Silk and spices and other finely crafted displays of wealth, all loaded on to one or an other ship under the impossible tropical sun. Final dealings with local merchants for preserved food and clean casked water, brought on board last before the hatches are closed. Then, a forward-looking goodbye, knowing they will return in not very many years. Over the ocean, through storms and doldrums, through hot or cold always with saline spray, back to the country so long ago they thought they would escape. With time the sailing becomes pure ennui, rationalized by how good either destination feels to reach.

The routes are strong and stable, and for the greater part of twin lifetimes the fleet travels them. With maturity, detail replaces novelty as Brandon's motive for learning, he picks up languages and cultures enough to feel at home in many places they trade. Becoming older also changes Lawrence, replaces all the nascent curiosity instilled in him by his friend with hard reasoning. After far too long, they mutually decide that they have spent enough time attending to what society expects of them, and agree that they are (and essentially always have been) in love.

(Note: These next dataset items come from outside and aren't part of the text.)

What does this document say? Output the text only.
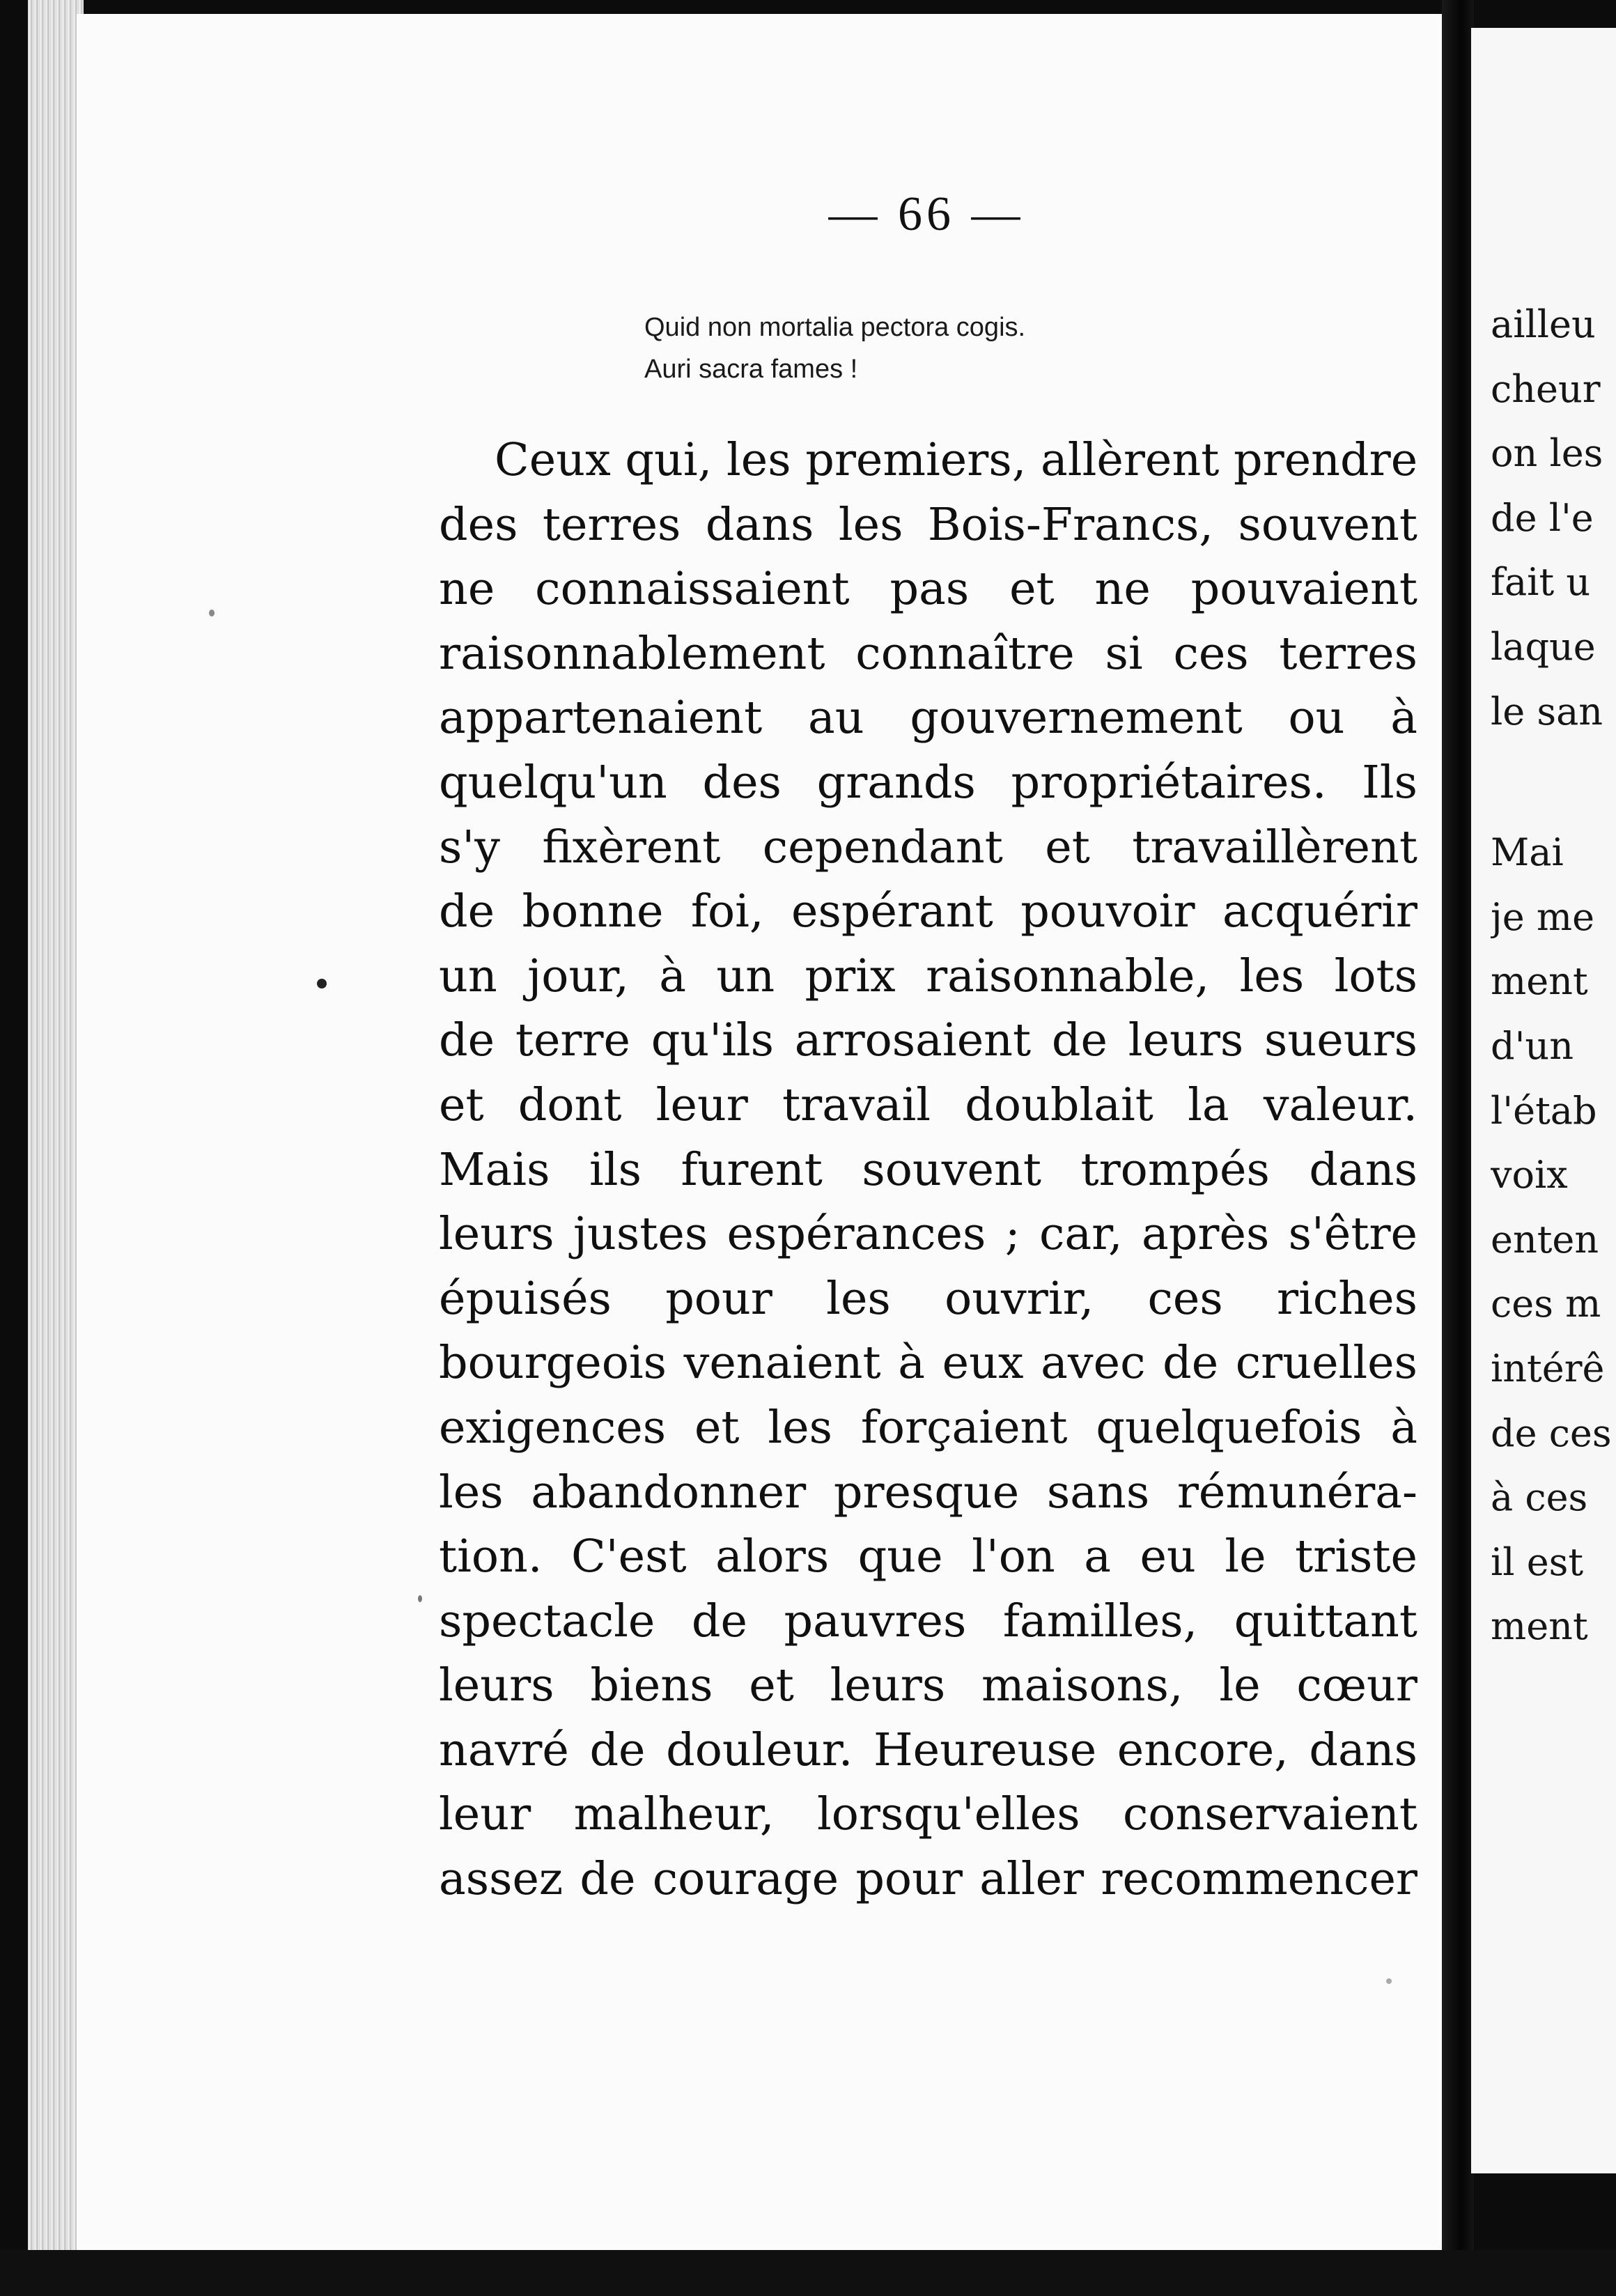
— 66 —
Quid non mortalia pectora cogis.
Auri sacra fames !
Ceux qui, les premiers, allèrent prendre
des terres dans les Bois-Francs, souvent
ne connaissaient pas et ne pouvaient
raisonnablement connaître si ces terres
appartenaient au gouvernement ou à
quelqu'un des grands propriétaires. Ils
s'y fixèrent cependant et travaillèrent
de bonne foi, espérant pouvoir acquérir
un jour, à un prix raisonnable, les lots
de terre qu'ils arrosaient de leurs sueurs
et dont leur travail doublait la valeur.
Mais ils furent souvent trompés dans
leurs justes espérances ; car, après s'être
épuisés pour les ouvrir, ces riches
bourgeois venaient à eux avec de cruelles
exigences et les forçaient quelquefois à
les abandonner presque sans rémunéra-
tion. C'est alors que l'on a eu le triste
spectacle de pauvres familles, quittant
leurs biens et leurs maisons, le cœur
navré de douleur. Heureuse encore, dans
leur malheur, lorsqu'elles conservaient
assez de courage pour aller recommencer
ailleu
cheur
on les
de l'e
fait u
laque
le san
Mai
je me
ment
d'un
l'étab
voix
enten
ces m
intérê
de ces
à ces
il est
ment
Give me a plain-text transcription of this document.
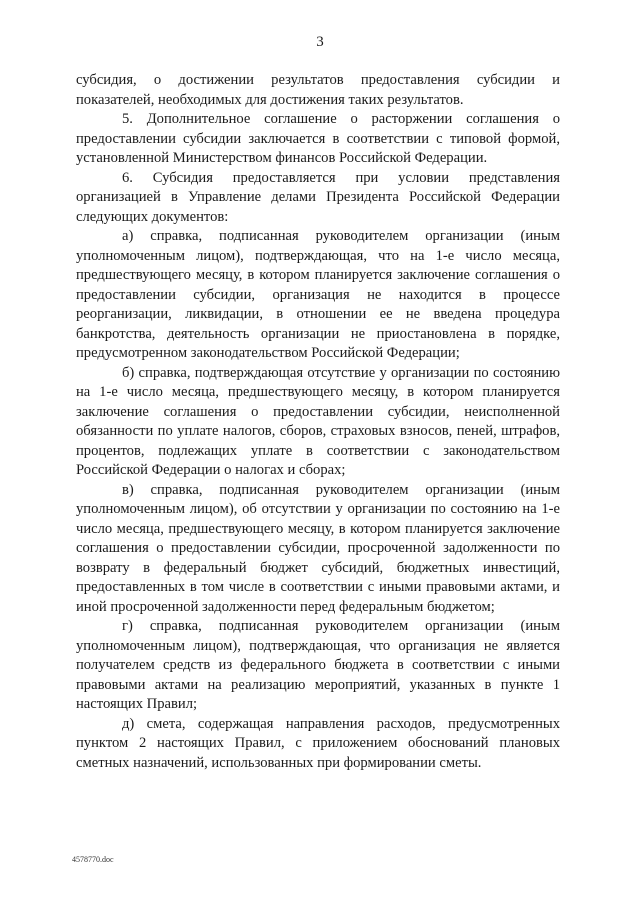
3

субсидия, о достижении результатов предоставления субсидии и показателей, необходимых для достижения таких результатов.

5. Дополнительное соглашение о расторжении соглашения о предоставлении субсидии заключается в соответствии с типовой формой, установленной Министерством финансов Российской Федерации.

6. Субсидия предоставляется при условии представления организацией в Управление делами Президента Российской Федерации следующих документов:

а) справка, подписанная руководителем организации (иным уполномоченным лицом), подтверждающая, что на 1-е число месяца, предшествующего месяцу, в котором планируется заключение соглашения о предоставлении субсидии, организация не находится в процессе реорганизации, ликвидации, в отношении ее не введена процедура банкротства, деятельность организации не приостановлена в порядке, предусмотренном законодательством Российской Федерации;

б) справка, подтверждающая отсутствие у организации по состоянию на 1-е число месяца, предшествующего месяцу, в котором планируется заключение соглашения о предоставлении субсидии, неисполненной обязанности по уплате налогов, сборов, страховых взносов, пеней, штрафов, процентов, подлежащих уплате в соответствии с законодательством Российской Федерации о налогах и сборах;

в) справка, подписанная руководителем организации (иным уполномоченным лицом), об отсутствии у организации по состоянию на 1-е число месяца, предшествующего месяцу, в котором планируется заключение соглашения о предоставлении субсидии, просроченной задолженности по возврату в федеральный бюджет субсидий, бюджетных инвестиций, предоставленных в том числе в соответствии с иными правовыми актами, и иной просроченной задолженности перед федеральным бюджетом;

г) справка, подписанная руководителем организации (иным уполномоченным лицом), подтверждающая, что организация не является получателем средств из федерального бюджета в соответствии с иными правовыми актами на реализацию мероприятий, указанных в пункте 1 настоящих Правил;

д) смета, содержащая направления расходов, предусмотренных пунктом 2 настоящих Правил, с приложением обоснований плановых сметных назначений, использованных при формировании сметы.

4578770.doc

Neither of them know it, but this will be their final happy discovery, their last brush with the potential of paradise.

Trading empires unwind surely as clockwork; it is said that the leaders in a given technology rarely innovate that which replaces it. Hence, Lawrence is not really surprised when others develop faster methods of moving cargo from point A to point B, he sees it as natural progression. Unfortunately, he has overestimated the withering demand, leading to debts that only seem to become greater. Telling Brandon is the hardest part, he waits so long that Brandon almost finds out from an angry creditor and his police escort at the door.

A few days after that incident, with the last of the hard cash that the bank will ever give them in a satchel at their feet, Brandon says, "Find me a skiff sturdy and stable upon the water, with rigging and main-sail fast enough to disappear in no time, captained by the two who it saves and damns."

_________________________

They untether the boat in darkest night, the wharfinger long asleep in his little white house. For the sake of speed they raise all sails, risking the sound of by their motion in the wind. East is the direction Brandon and Lawrence flee now, East the direction of all their nation's enemies, the direction of still waters and barren, rocky islands.

After a month of travel, they arrive on a mud-brown beach that looks deserted, and bring their meager supplies ashore. While Brandon hasn't seen even so much as the top of a mast during their journey, he suggests they scuttle the ship to avoid the attention of others. Against his better judgment, Lawrence agrees, so they salvage what they can (deck planks for fire, sails for shelter) and commend the remainder to the green-black depths.

From the genre and volume of literature Brandon has read, along with his cultural experience, he has a reasonable idea of how to survive outside of civilization. Or at least he believes so. In truth they barely avoid starvation and exposure each winter, with such little knowledge of how to preserve food. This, along with the general malaise of loneliness, takes its toll on both of them. While their feelings for each other are strong, there is little they can do to fight the cabin fever, so they oscillate between fighting and cooperating, avoiding and commiserating, loving and hating. Life is at its coldest for Lawrence and Brandon, having drained most all the warmth from their wills.

Lawrence shares much of his parents' weak constitution, and begins to fall in and out of confused pain and blank sleep. Somewhat surprised that he can still feel anything, Brandon cries for what seems an unimaginably long time after Lawrence finally stops breathing. He toys with the idea of suicide, but that extreme lies outside of his nature, so he decides to wait time out as best he can. He knows it won't wait for him very long.

Near the end, Brandon looks North to the sea which has done so much for and against him, lapping out mute time with its motion. He whispers softly to a best friend who is gone, "Prepare me a ship of which the half-rotten timbers shall be painted black, let the sails be in rags, and the sailors infirm and sickly."